According to a recently-released study by an independent research organization, hospitals, however, do not report the same level of satisfaction.

The NORC study for the American Hospital Association and the Federation of American Hospitals was based on data from over 700 of the country’s 4,300 community hospitals. It found that the average annual costs for inpatient medications increased by 23% between 2013 and 2015. And, for the most part, the hike was due to higher drug prices and not a jump in quantities of medications dispensed.
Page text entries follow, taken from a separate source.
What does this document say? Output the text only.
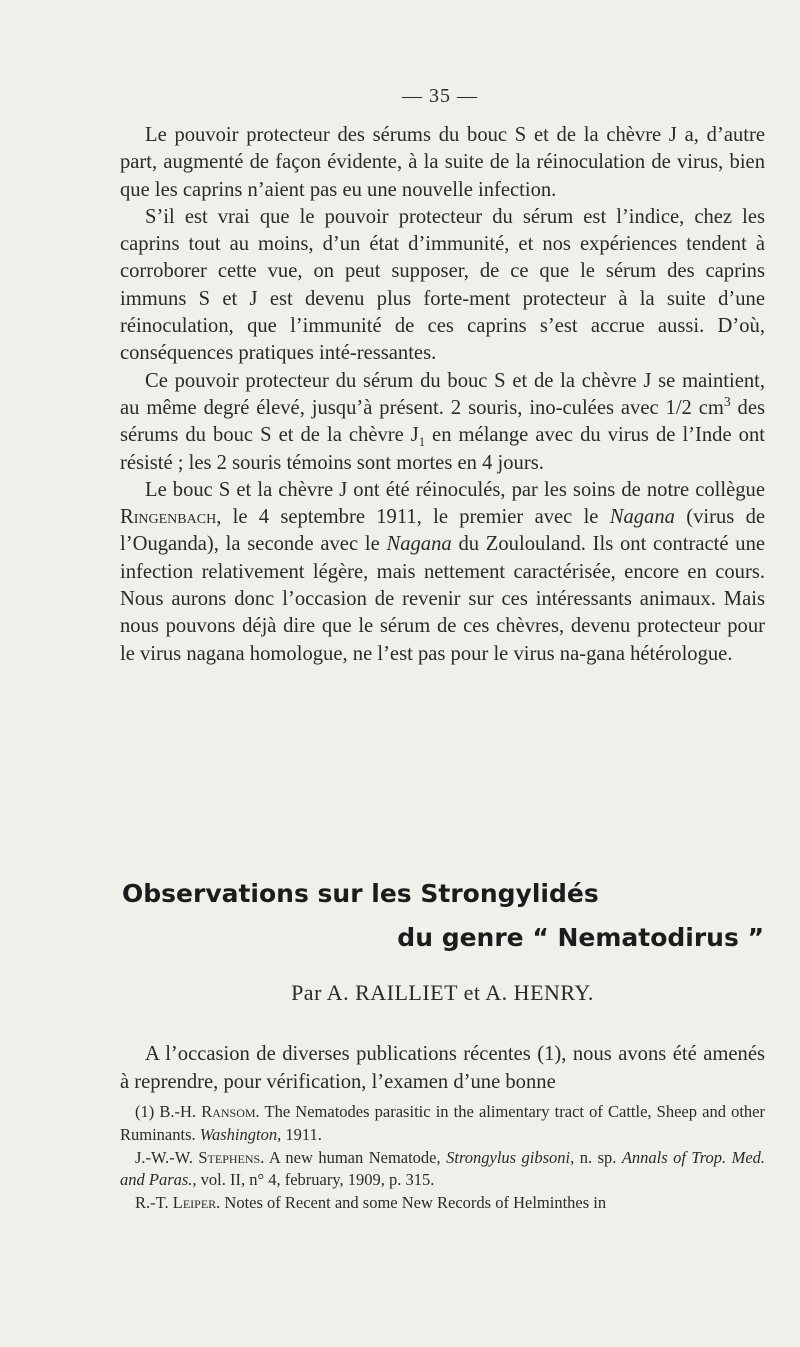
— 35 —

Le pouvoir protecteur des sérums du bouc S et de la chèvre J a, d’autre part, augmenté de façon évidente, à la suite de la réinoculation de virus, bien que les caprins n’aient pas eu une nouvelle infection.

S’il est vrai que le pouvoir protecteur du sérum est l’indice, chez les caprins tout au moins, d’un état d’immunité, et nos expériences tendent à corroborer cette vue, on peut supposer, de ce que le sérum des caprins immuns S et J est devenu plus forte-ment protecteur à la suite d’une réinoculation, que l’immunité de ces caprins s’est accrue aussi. D’où, conséquences pratiques inté-ressantes.

Ce pouvoir protecteur du sérum du bouc S et de la chèvre J se maintient, au même degré élevé, jusqu’à présent. 2 souris, ino-culées avec 1/2 $cm^3$ des sérums du bouc S et de la chèvre $J_1$ en mélange avec du virus de l’Inde ont résisté ; les 2 souris témoins sont mortes en 4 jours.

Le bouc S et la chèvre J ont été réinoculés, par les soins de notre collègue Ringenbach, le 4 septembre 1911, le premier avec le Nagana (virus de l’Ouganda), la seconde avec le Nagana du Zoulouland. Ils ont contracté une infection relativement légère, mais nettement caractérisée, encore en cours. Nous aurons donc l’occasion de revenir sur ces intéressants animaux. Mais nous pouvons déjà dire que le sérum de ces chèvres, devenu protecteur pour le virus nagana homologue, ne l’est pas pour le virus na-gana hétérologue.

Observations sur les Strongylidés
du genre “ Nematodirus ”
Par A. RAILLIET et A. HENRY.

A l’occasion de diverses publications récentes (1), nous avons été amenés à reprendre, pour vérification, l’examen d’une bonne

(1) B.-H. Ransom. The Nematodes parasitic in the alimentary tract of Cattle, Sheep and other Ruminants. Washington, 1911.

J.-W.-W. Stephens. A new human Nematode, Strongylus gibsoni, n. sp. Annals of Trop. Med. and Paras., vol. II, n° 4, february, 1909, p. 315.

R.-T. Leiper. Notes of Recent and some New Records of Helminthes in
Twenty-three percent is a significant enough increase over a relatively short period of time, but the data is even more impactful when it’s considered through a case-by-case lens. On a per-admission basis, hospital spending on prescription drugs surged nearly 39% (from $714 in 2013 to $990 in 2015). And because insurers and government programs (such as Medicare) typically have a ceiling on what they’ll pay per case, hospitals can’t merely pass along the cost of expensive meds.

Is the pharmaceutical industry unable to self-regulate?

Scott Knoer is chief pharmacy officer at the Cleveland Clinic. In a teleconference sponsored by two hospital lobbying groups, he had this scathing criticism to offer: “The system is clearly broken. The [pharmaceutical] industry has proven time and time again it can no longer regulate itself.”

Knoer described the pattern of recent price hikes as “egregious” and opined that, realistically, hospitals can’t get ahead of the problem. Just when there’s some good news on the horizon regarding the price stabilization of one medication, another will soar. “It’s like playing whack-a-mole,” he added.

Perhaps unsurprisingly, the pharmaceutical industry has leveled criticism at the report, arguing that it presents a distorted look at drug costs and centers around meds that are “unrepresentative” and “older.”

“Further, the report fails to acknowledge that hospitals often significantly mark up medicines charged to patients and payers,” Holly Campbell of the Pharmaceutical Research and Manufacturers of America said.

“Random, inconsistent and unpredictable”…is the only constant increase?

Rick Pollack is president of the hospital association. “The concern about the rising cost and prices of prescription drugs has been a bipartisan issue,” he said. “We are hoping this study will help inform policy makers as to the nature of the problem.”

Though the study reveals that around one-third of hospitals ascribed a “severe” budgetary impact to prescription prices, leaders of the two hospital groups expressed a desire to avoid the need for the government to directly regulate prices. Still, they also stated that it’s obvious that a debate about this issue is necessary.

Purchasing organizations allow hospitals to buy regularly-used supplies in bulk, thereby taking advantage of volume discounts. In addition to the hospital data the report analyzed, it also looked at the purchase prices of 28 medications from two large group purchasing organizations. The study showed that increases in price appeared to be “random, inconsistent and unpredictable,” and affected meds that were both in use quite often and more rarely used, as well as generic and brand-name drugs.

For example, the price per unit that hospitals paid for acetaminophen jumped by 135% from 2013 to 2015. The medication that was affected by the highest per-unit leap was Daraprim (an infection-fighting drug first approved by the FDA in 1953). After acquisition by Turing Pharmaceuticals, its medication pricing per unit rose from $919.10 to $34,882.24, which is a 3,695% increase.